My 2016 Rogue SV had started to show unusually high RPM when towing a trailer. Says 3000 RPM at 100 km/h with an empty trailer and 4000 to 4200 with a 1 000 lbs load on flat land at steady speed of 95 to 100 km/h. (When it was new, it was around 2500 RPM with load.) My dealer says it's normal, but i dont think so. Does anyone here have faced the same problem? 

What is your RPM when towing atraileron flat land at steady speed?

Thanks for your help!

Mark


----------



## Flutiebills (May 5, 2019)

DO NOT TOW WITH A CVT !!!!!


----------



## rogoman (Dec 16, 2004)

awdforever said:


> My 2016 Rogue SV had started to show unusually high RPM when towing a trailer. Says 3000 RPM at 100 km/h with an empty trailer and 4000 to 4200 with a 1 000 lbs load on flat land at steady speed of 95 to 100 km/h. (When it was new, it was around 2500 RPM with load.) My dealer says it's normal, but i dont think so.
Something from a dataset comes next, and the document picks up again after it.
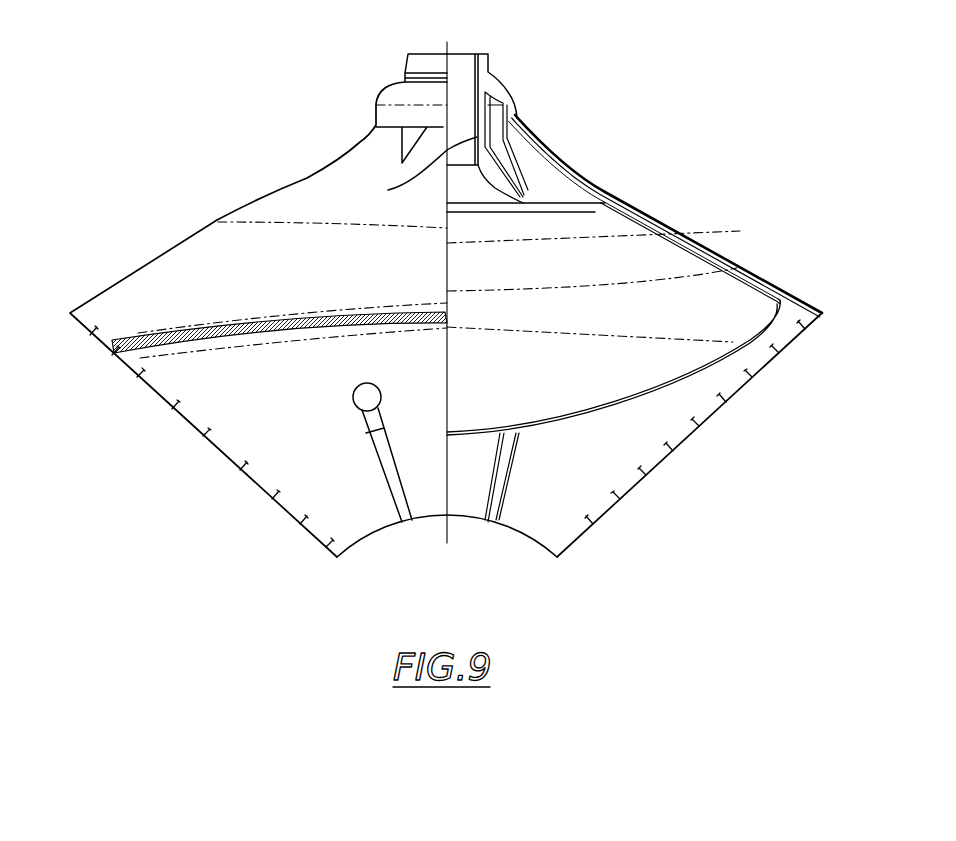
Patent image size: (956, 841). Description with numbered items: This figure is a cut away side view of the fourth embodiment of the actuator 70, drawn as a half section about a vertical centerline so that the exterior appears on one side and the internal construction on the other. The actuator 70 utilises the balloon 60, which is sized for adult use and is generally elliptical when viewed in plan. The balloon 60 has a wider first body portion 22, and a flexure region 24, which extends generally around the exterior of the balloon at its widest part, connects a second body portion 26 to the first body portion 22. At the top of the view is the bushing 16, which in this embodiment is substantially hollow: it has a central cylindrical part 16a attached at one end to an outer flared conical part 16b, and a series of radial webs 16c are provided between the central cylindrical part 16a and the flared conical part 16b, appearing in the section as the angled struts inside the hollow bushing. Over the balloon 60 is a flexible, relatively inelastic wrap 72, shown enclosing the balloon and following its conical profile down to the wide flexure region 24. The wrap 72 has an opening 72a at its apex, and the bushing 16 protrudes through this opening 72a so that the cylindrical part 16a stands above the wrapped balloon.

 A faulty vehicle speed sensor can be the cause of your problem.


----------



## Flutiebills (May 5, 2019)

At the risk of repeating myself, DO NOT TOW WITH A CVT....Nissan will void the transmission warranty ! even though they will gladly sell you a tow hitch for the vehicle.
Also from a strictly mechanical point of view, if you tow with a cvt it puts a tremendous torque load on the transmission which will Greatly reduce the life of the transmission, which itself is about 20% of a regular auto transmission.


----------